The answer is the same one we’d use for a drug: we need a control group. We split the 60 worst pages into two random halves: one we “optimize”, the other we deliberately leave alone. Then we compare how much they improve:

# split the 60 worst pages into two random groups
gruppo <- sample(rep(c("optimized", "control"), each = 30))

# average improvement (month1 - month2) in the two groups
round(tapply(mese1[peggiori] - mese2[peggiori], gruppo, mean), 1)
# control optimized
#     6.0       6.1

The “optimized” group gains 6.1 positions, the control group — left untouched — gains 6.0.
Practically the very same improvement. Our optimization, in the simulation, added nothing: all of the gain was regression to the mean, and the control exposes it by showing it would have happened anyway.

The lesson is this: an improvement, on its own, proves nothing.
When you act precisely on the pages (or campaigns) that were doing worst, part of their rebound is guaranteed regardless of you. Without a comparison against what you did not touch, you can’t know how much of the result is your doing and how much is just reversion toward the mean.

It’s the same reasoning, it should be said, behind a properly run A/B test: you compare the variant against a concurrent control, not against the “before”. And it’s a close cousin of the trap we met discussing correlation and causation: here too we mistake a sequence in time (“I acted, then it improved”) for a causal link.

Try it yourself

To lock in the mechanism, try rebuilding the scenario changing a single detail: instead of the 60 worst pages, select the 60 best of month 1 (order(mese1)[1:60], without decreasing) and watch how they behave in month 2.

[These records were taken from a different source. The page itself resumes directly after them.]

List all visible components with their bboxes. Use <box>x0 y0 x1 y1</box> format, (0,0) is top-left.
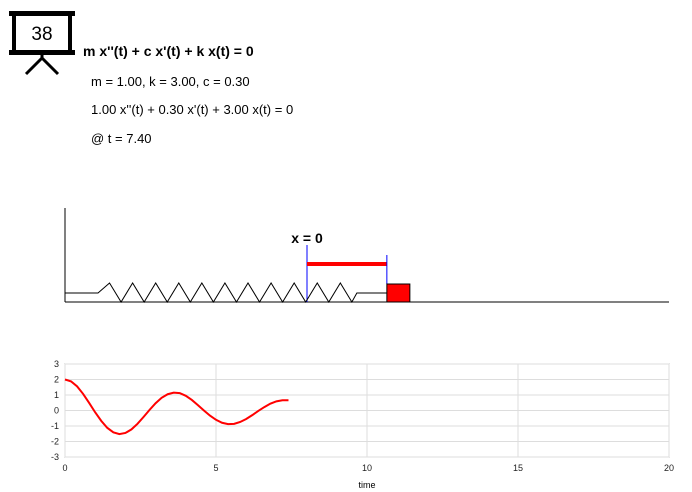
params: m = 1.00, k = 3.00, c = 0.30 <box>91 74 250 89</box>
mass <box>386 283 411 303</box>
badge-icon <box>9 11 75 76</box>
spring <box>65 282 387 303</box>
x-tick-label: 20 <box>664 463 674 473</box>
y-tick-label: -2 <box>51 437 59 447</box>
y-tick-label: 2 <box>54 375 59 385</box>
y-tick-label: 0 <box>54 406 59 416</box>
x-tick-label: 0 <box>62 463 67 473</box>
badge-number: 38 <box>31 24 52 45</box>
y-tick-label: -3 <box>51 452 59 462</box>
x-tick-label: 15 <box>513 463 523 473</box>
x-axis-label: time <box>358 480 375 490</box>
x-tick-label: 10 <box>362 463 372 473</box>
x-tick-label: 5 <box>213 463 218 473</box>
origin-label: x = 0 <box>291 230 323 246</box>
title: m x''(t) + c x'(t) + k x(t) = 0 <box>83 43 254 59</box>
time-label: @ t = 7.40 <box>91 131 152 146</box>
y-tick-label: 1 <box>54 390 59 400</box>
equation: 1.00 x''(t) + 0.30 x'(t) + 3.00 x(t) = 0 <box>91 102 293 117</box>
y-tick-label: -1 <box>51 421 59 431</box>
y-tick-label: 3 <box>54 359 59 369</box>
data-line <box>64 378 289 436</box>
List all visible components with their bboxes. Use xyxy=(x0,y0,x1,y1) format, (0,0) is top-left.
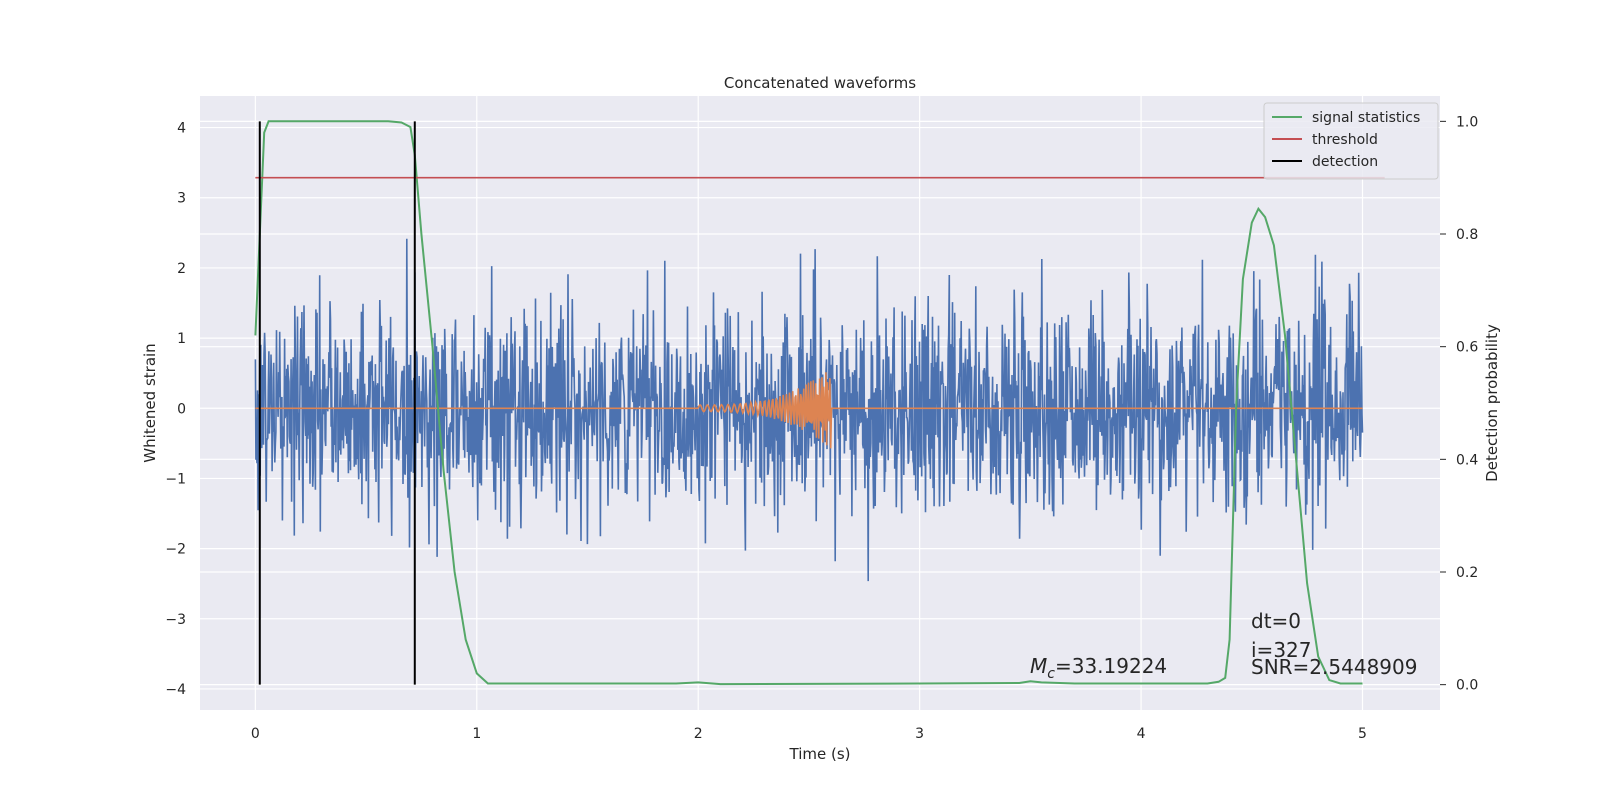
y-tick-label: −4 xyxy=(165,682,186,698)
x-axis-label: Time (s) xyxy=(789,745,851,763)
x-tick-label: 2 xyxy=(694,726,703,742)
annotation-mc-value: =33.19224 xyxy=(1055,654,1167,678)
y2-tick-label: 1.0 xyxy=(1456,114,1478,130)
x-tick-label: 3 xyxy=(915,726,924,742)
y2-tick-label: 0.6 xyxy=(1456,340,1478,356)
y-tick-label: −1 xyxy=(165,471,186,487)
y-axis-label: Whitened strain xyxy=(141,343,159,462)
y2-axis-label: Detection probability xyxy=(1483,324,1501,482)
y-tick-label: −3 xyxy=(165,612,186,628)
legend: signal statistics threshold detection xyxy=(1263,102,1439,180)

What to expect: the champions revert toward the mean too, but by getting worse — top positions contain luck that doesn’t repeat. It’s the mirror image of the same phenomenon, and it explains why “that golden month” or “that page that was flying” so often can’t be reproduced: you hadn’t lost your magic touch, you were just drifting back toward your average.

There’s an even more insidious variant of this trap, because it hides inside the very tools we use to decide with rigour. If we look at a test while it’s still running and stop as soon as the numbers please us, we are picking an extreme instant exactly as we picked the worst pages — and we’ll be fooled in the same way. It’s the peeking problem, and it’s the next stop on our tour of marketing-data pitfalls.